Do-it-yourself-law — a trickle becomes a deluge
TheStar.com – Opinion/Commentary – New study provides eye-opening profile of people who represent themselves in court
May 15 2013. By: Carol Goar
A few come to court with a swagger, insisting they don’t need a lawyer. Most people who represent themselves are desperate and scared.
By the end, almost everyone is disillusioned, frustrated and overwhelmed, says Julie Macfarlane, who just completed an 18-month study of self-representation in the court. “I was really horrified — perhaps I was naive — by the social, emotional and psychological consequences of this on many people,” the University of Windsor law professor said.
Many became so fixated on their case they drove away their friends and family. Some lost their jobs as their cases consumed more time than they had ever imagined. Most were bitter and deeply scarred afterward.’
“I can’t feed my children — and the judge is telling me to hire a lawyer.” – SINGLE MOTHER REPRESENTING HERSELF IN COURT
“The judge blasted me as an incompetent father,” recounted one of the 283 self-represented litigants in the study. “I was shaking. I had never been treated like that in my whole life. He sent me out of the court and told me not to come back until I had a lawyer.”
This is not a small problem. Two-thirds of the litigants in the family court system don’t have legal counsel. In the civil court system, self-representation has reached 70 per cent.
Self-represented litigants don’t fit the popular stereotype. Most are middle-class parents. Half have university degrees. The vast majority are over 40. In Macfarlane’s sample, 53 per cent started with lawyers but couldn’t afford to retain them as their trial dragged on.
It’s no secret in the legal community that the justice system is broken. Judges have complained publicly about it. The Canadian Bar Association has studied it. Overburdened court clerks have pleaded for relief.

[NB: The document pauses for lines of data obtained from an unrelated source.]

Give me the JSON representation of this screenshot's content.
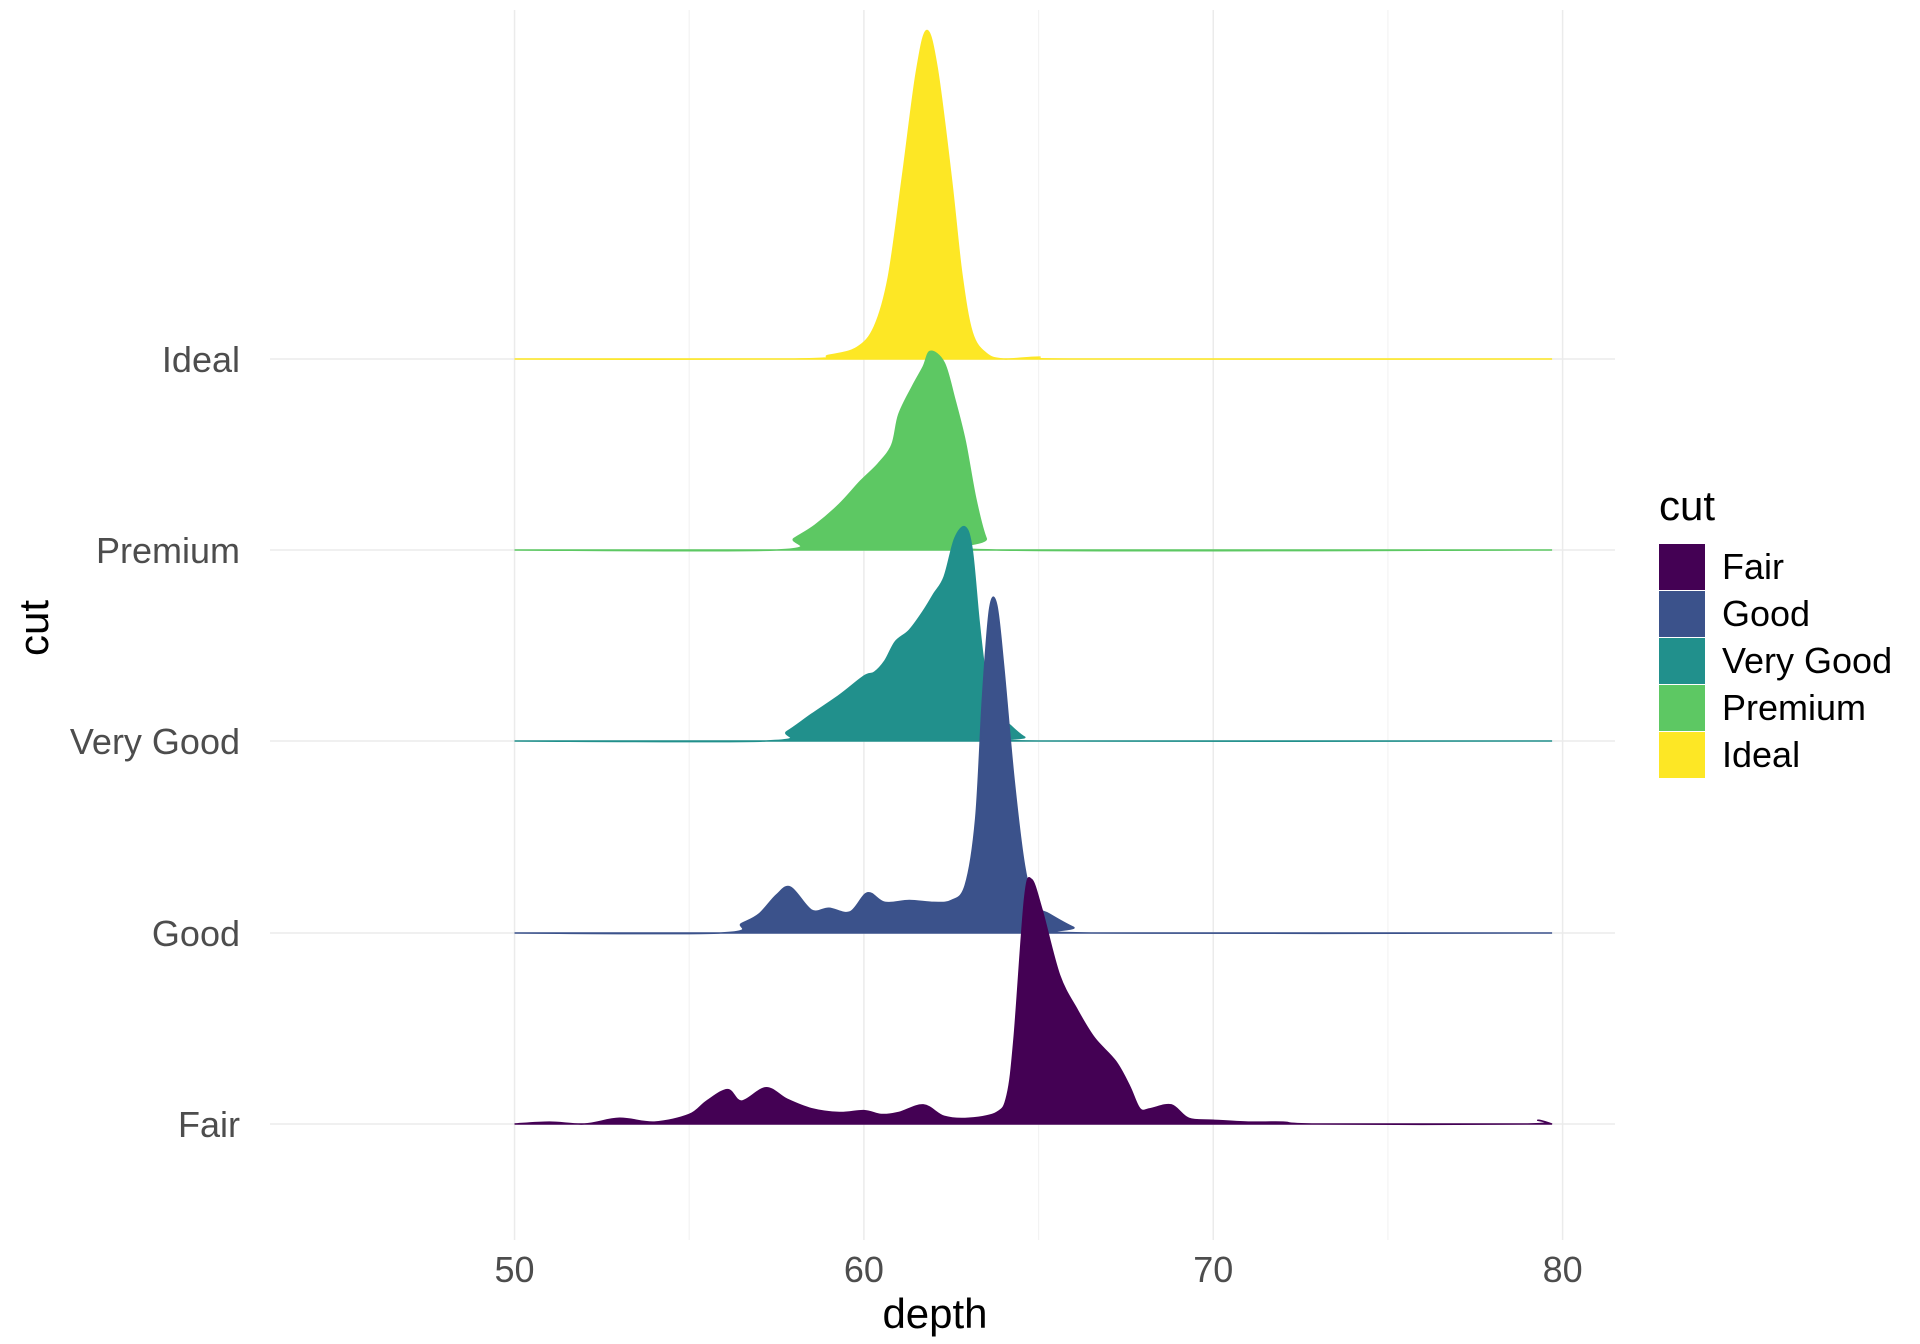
{
  "chart_data": {
    "type": "area",
    "subtype": "ridgeline-density",
    "title": "",
    "xlabel": "depth",
    "ylabel": "cut",
    "xlim": [
      43,
      81.5
    ],
    "x_ticks": [
      50,
      60,
      70,
      80
    ],
    "x_tick_labels": [
      "50",
      "60",
      "70",
      "80"
    ],
    "grid": true,
    "legend": {
      "title": "cut",
      "placement": "right",
      "entries": [
        {
          "label": "Fair",
          "color": "#440154"
        },
        {
          "label": "Good",
          "color": "#3b528b"
        },
        {
          "label": "Very Good",
          "color": "#21908c"
        },
        {
          "label": "Premium",
          "color": "#5dc863"
        },
        {
          "label": "Ideal",
          "color": "#fde725"
        }
      ]
    },
    "categories": [
      "Fair",
      "Good",
      "Very Good",
      "Premium",
      "Ideal"
    ],
    "density_unit": "relative height in row spacings",
    "series": [
      {
        "name": "Fair",
        "color": "#440154",
        "points": [
          [
            50,
            0
          ],
          [
            51,
            0.01
          ],
          [
            52,
            0
          ],
          [
            53,
            0.03
          ],
          [
            54,
            0.01
          ],
          [
            55,
            0.05
          ],
          [
            55.5,
            0.12
          ],
          [
            56.1,
            0.18
          ],
          [
            56.5,
            0.12
          ],
          [
            57.2,
            0.19
          ],
          [
            57.8,
            0.13
          ],
          [
            58.5,
            0.08
          ],
          [
            59.3,
            0.06
          ],
          [
            60,
            0.07
          ],
          [
            60.5,
            0.05
          ],
          [
            61,
            0.06
          ],
          [
            61.7,
            0.1
          ],
          [
            62.3,
            0.04
          ],
          [
            63,
            0.03
          ],
          [
            63.8,
            0.06
          ],
          [
            64.1,
            0.15
          ],
          [
            64.3,
            0.45
          ],
          [
            64.6,
            1.18
          ],
          [
            64.8,
            1.28
          ],
          [
            65.1,
            1.12
          ],
          [
            65.6,
            0.78
          ],
          [
            66.1,
            0.6
          ],
          [
            66.6,
            0.45
          ],
          [
            67.2,
            0.33
          ],
          [
            67.6,
            0.2
          ],
          [
            67.9,
            0.08
          ],
          [
            68.2,
            0.08
          ],
          [
            68.8,
            0.1
          ],
          [
            69.3,
            0.03
          ],
          [
            70,
            0.02
          ],
          [
            71,
            0.01
          ],
          [
            72,
            0.01
          ],
          [
            73,
            0
          ],
          [
            79,
            0
          ],
          [
            79.3,
            0.02
          ],
          [
            79.7,
            0
          ]
        ]
      },
      {
        "name": "Good",
        "color": "#3b528b",
        "points": [
          [
            50,
            0
          ],
          [
            55.9,
            0
          ],
          [
            56.5,
            0.05
          ],
          [
            57,
            0.1
          ],
          [
            57.5,
            0.2
          ],
          [
            57.9,
            0.24
          ],
          [
            58.5,
            0.12
          ],
          [
            59,
            0.13
          ],
          [
            59.6,
            0.11
          ],
          [
            60.1,
            0.21
          ],
          [
            60.6,
            0.16
          ],
          [
            61.3,
            0.17
          ],
          [
            62,
            0.16
          ],
          [
            62.5,
            0.17
          ],
          [
            62.9,
            0.25
          ],
          [
            63.2,
            0.6
          ],
          [
            63.4,
            1.25
          ],
          [
            63.6,
            1.7
          ],
          [
            63.8,
            1.72
          ],
          [
            64,
            1.4
          ],
          [
            64.3,
            0.8
          ],
          [
            64.6,
            0.35
          ],
          [
            64.9,
            0.15
          ],
          [
            65.3,
            0.1
          ],
          [
            66,
            0.03
          ],
          [
            66.5,
            0
          ],
          [
            79.7,
            0
          ]
        ]
      },
      {
        "name": "Very Good",
        "color": "#21908c",
        "points": [
          [
            50,
            0
          ],
          [
            57.2,
            0
          ],
          [
            57.8,
            0.05
          ],
          [
            58.5,
            0.14
          ],
          [
            59.3,
            0.24
          ],
          [
            60,
            0.34
          ],
          [
            60.3,
            0.36
          ],
          [
            60.6,
            0.42
          ],
          [
            60.9,
            0.52
          ],
          [
            61.3,
            0.58
          ],
          [
            61.7,
            0.68
          ],
          [
            62,
            0.77
          ],
          [
            62.3,
            0.86
          ],
          [
            62.6,
            1.06
          ],
          [
            62.9,
            1.12
          ],
          [
            63.1,
            1.0
          ],
          [
            63.3,
            0.62
          ],
          [
            63.5,
            0.33
          ],
          [
            63.8,
            0.16
          ],
          [
            64.2,
            0.08
          ],
          [
            64.6,
            0.02
          ],
          [
            65,
            0
          ],
          [
            79.7,
            0
          ]
        ]
      },
      {
        "name": "Premium",
        "color": "#5dc863",
        "points": [
          [
            50,
            0
          ],
          [
            57.5,
            0
          ],
          [
            58,
            0.06
          ],
          [
            58.6,
            0.13
          ],
          [
            59.3,
            0.24
          ],
          [
            59.9,
            0.36
          ],
          [
            60.4,
            0.45
          ],
          [
            60.8,
            0.55
          ],
          [
            61,
            0.71
          ],
          [
            61.4,
            0.86
          ],
          [
            61.7,
            0.96
          ],
          [
            61.9,
            1.04
          ],
          [
            62.3,
            0.98
          ],
          [
            62.6,
            0.79
          ],
          [
            62.9,
            0.57
          ],
          [
            63.2,
            0.27
          ],
          [
            63.5,
            0.06
          ],
          [
            63.8,
            0
          ],
          [
            79.7,
            0
          ]
        ]
      },
      {
        "name": "Ideal",
        "color": "#fde725",
        "points": [
          [
            50,
            0
          ],
          [
            58,
            0
          ],
          [
            59,
            0.02
          ],
          [
            59.8,
            0.06
          ],
          [
            60.3,
            0.17
          ],
          [
            60.7,
            0.43
          ],
          [
            61.1,
            0.95
          ],
          [
            61.5,
            1.5
          ],
          [
            61.8,
            1.72
          ],
          [
            62.1,
            1.52
          ],
          [
            62.5,
            0.95
          ],
          [
            62.8,
            0.45
          ],
          [
            63.1,
            0.14
          ],
          [
            63.5,
            0.03
          ],
          [
            64,
            0
          ],
          [
            65,
            0.01
          ],
          [
            66,
            0
          ],
          [
            79.7,
            0
          ]
        ]
      }
    ]
  }
}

In response, the province has “simplified’ its court documents into what bureaucrats regard as plain English. The Law Society of Upper Canada has run webcasts for its members on how to deal with self-representing litigants. And non-profit agencies such as JusticeNet have sprung up to serve people who can’t afford legal representation.
But these initiatives have scarcely made a dent in the problem. Moreover, they reflect a top-down approach. Macfarlane took the opposite tack. She went out and asked people who had faced the court alone in 12 cities why they did it, what happened and what changes they wanted to see.
Her findings were eye-opening. They spoke of being bullied by condescending judges; scolded by officious court clerks; left high and dry by lawyers when their money ran out and feeling utterly isolated.
Here are a few of their comments:
“I can’t feed my children — and the judge is telling me to hire a lawyer,” said one humiliated single mother.
“A mechanic will tell you how long it will take and about how much it will cost. A lawyer won’t do that,” said a man who had tried to negotiate a package of legal services he could afford. “I would like to tell future lawyers that when working with a self-represented litigant they should show the same respect and courtesy they would show another client.”
“Don’t assume we are stupid just because we have not gone to law school,” added a participant who had tried in vain to get help navigating the arcane language and unfamiliar procedures of the courts.
“I remember thinking to myself: do these people (the judge and court staff) imagine that I am enjoying this?” said a working mother who stayed up till 3 a.m. night after night for months to prepare for the trial. “I am here because I have no other option. I am just a mom trying to figure this out.”
There were a few accounts of compassionate judges and kind court employees. But most of the recollections were caustically negative. Some interviewees vowed never to enter a court again, no matter how badly they were wronged.
Macfarlane knows her report will be “upsetting reading” for legal insiders. She is not apologetic. Someone had to pierce their cosy professional bubble. “Public confidence in the justice system is damaged and diminishing further day by day.”